Certain cancers are more difficult to treat because they contain cells that are highly skilled at evading drugs or our immune systems by disguising themselves as healthy cells.
Glioblastoma, for example, an incurable brain cancer, is characterised by cells that can mimic human neurons, even growing axons and making active connections with healthy brain neurons.
This cancer is usually deadly – average survival time is just over one year from diagnosis – because it almost always recurs after initial treatment and recurrent tumours are always resistant to therapy.
But now, a new study by researchers at Sylvester Comprehensive Cancer Center at the University of Miami Miller School of Medicine and collaborating organisations provides insight into this neuron mimicry and potential therapies to prevent treatment resistance.
Their work appears in the journal Cancer Cell.

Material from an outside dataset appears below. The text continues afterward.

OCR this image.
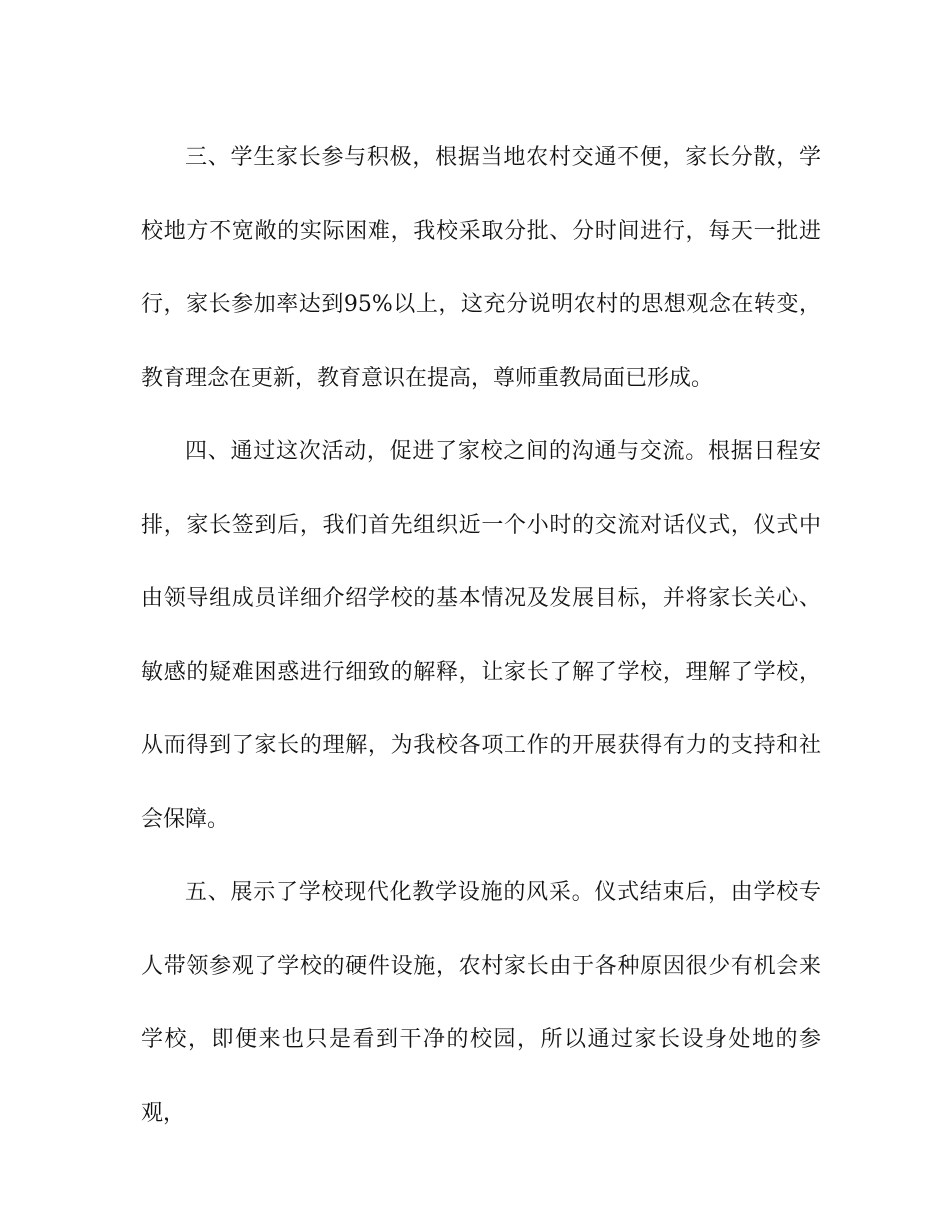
三、学生家长参与积极，根据当地农村交通不便，家长分散，学校地方不宽敞的实际困难，我校采取分批、分时间进行，每天一批进行，家长参加率达到95%以上，这充分说明农村的思想观念在转变，教育理念在更新，教育意识在提高，尊师重教局面已形成。

四、通过这次活动，促进了家校之间的沟通与交流。根据日程安排，家长签到后，我们首先组织近一个小时的交流对话仪式，仪式中由领导组成员详细介绍学校的基本情况及发展目标，并将家长关心、敏感的疑难困惑进行细致的解释，让家长了解了学校，理解了学校，从而得到了家长的理解，为我校各项工作的开展获得有力的支持和社会保障。

五、展示了学校现代化教学设施的风采。仪式结束后，由学校专人带领参观了学校的硬件设施，农村家长由于各种原因很少有机会来学校，即便来也只是看到干净的校园，所以通过家长设身处地的参观，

“Our findings were made possible by a unique approach to studying glioblastoma,” explained Antonio Iavarone, M.D., deputy director at Sylvester who led the study with Jong Bae Park, Ph.D., of the National Cancer Center in Korea.
Iavarone noted that they used a platform designed to study glioblastoma cells’ full set of proteins, also known as the proteome, and certain modifications on those proteins indicating enzyme activity in cells.
“These platforms can provide a landscape of alterations in individual tumours that you cannot get from genetics alone,” he added.
Largest dataset to date
The research team assembled what became the largest dataset of its kind, featuring matched tumour samples from 123 glioblastoma patients both at diagnosis and then recurrence after initial therapy.
By studying the tumours’ proteomes and protein modifications in the samples, researchers were able to detect important changes not previously seen in similar cancer studies that examined the tumours’ genomes or transcriptomes, the set of RNA molecules in cancer cells.
This study represents the first time scientists have used proteomics to study glioblastoma’s transition from treatable to treatment-resistant, according to the researchers.
By looking at cancer proteins and their modifications, namely a specific modification known as phosphorylation, they demonstrated that before treatment, glioblastoma cells were in a proliferative state where the cells expend energy toward replicating themselves.
Many chemotherapies work by targeting the cell functions in self-replication, as cancer cells typically grow faster than healthy cells.
But once tumours recurred in glioblastoma patients months later, the cells looked very different – and more like healthy neurons.
The researchers asserted that there is something about this replication-to-neuronal transition that helps cancer cells evade being killed by the initial glioblastoma treatment, usually a combination of chemotherapy, radiation and surgery.
“The tumour cells actually resemble normal brain cells,” said Simona Migliozzi, Ph.D., an assistant scientist at Sylvester and one of the study’s lead authors. “Why? Because tumour cells want to survive, they want to live, and they’re able to acquire therapy resistance by mimicking the normal brain.”
Finding glioblastoma weaknesses
The authors then used their new dataset to identify potential therapies that could kill these resistant cancers, focusing on enzymes known as kinases that are responsible for phosphorylating other proteins.
Migliozzi and colleagues deployed a machine-learning approach they had developed previously to find the most active kinases in the neuron-like glioblastomas.
Kinases are important for many different cellular functions and are key targets for many FDA-approved cancer drugs.
One kinase stood out: BRAF.
Gene encoding for this kinase is commonly mutated in some cancers, including melanoma, but in glioblastoma, BRAF protein levels increase without corresponding gene changes.
The researchers would not have made this important discovery without examining the cancer proteome.
They then tested an existing BRAF inhibitor, vemurafenib, on treatment-resistant glioblastoma cells in a petri dish and a patient-derived xenograft tumour in mice.
In both cases, the drug, used in combination with the chemotherapy drug temozolomide, knocked down the formerly resistant tumours.
In the mouse model, the BRAF inhibitor extended the animals’ survival over chemotherapy alone.
Future plans
Iavarone believes their artificial-intelligence algorithm to predict glioblastoma’s most active kinase can be applied to other cancer types.
He and his researchers are working to develop a clinical test that would use AI to identify therapeutic weaknesses in a variety of cancers by finding each tumour’s most active kinase and treating it with an existing kinase inhibitor.
Presently, Iavarone and colleagues are discussing plans for a clinical trial testing vemurafenib or another BRAF inhibitor drug for glioblastoma.
They plan to treat trial patients with the inhibitor from the start to prevent the cancers from transitioning to the resistant state.
“Proteomics give us a much more direct prediction of protein activity,” Iavarone said. “We hope this analysis can be seamlessly translated into the clinic as a next-generation precision therapy for this very challenging disease and other resistant cancers as well.”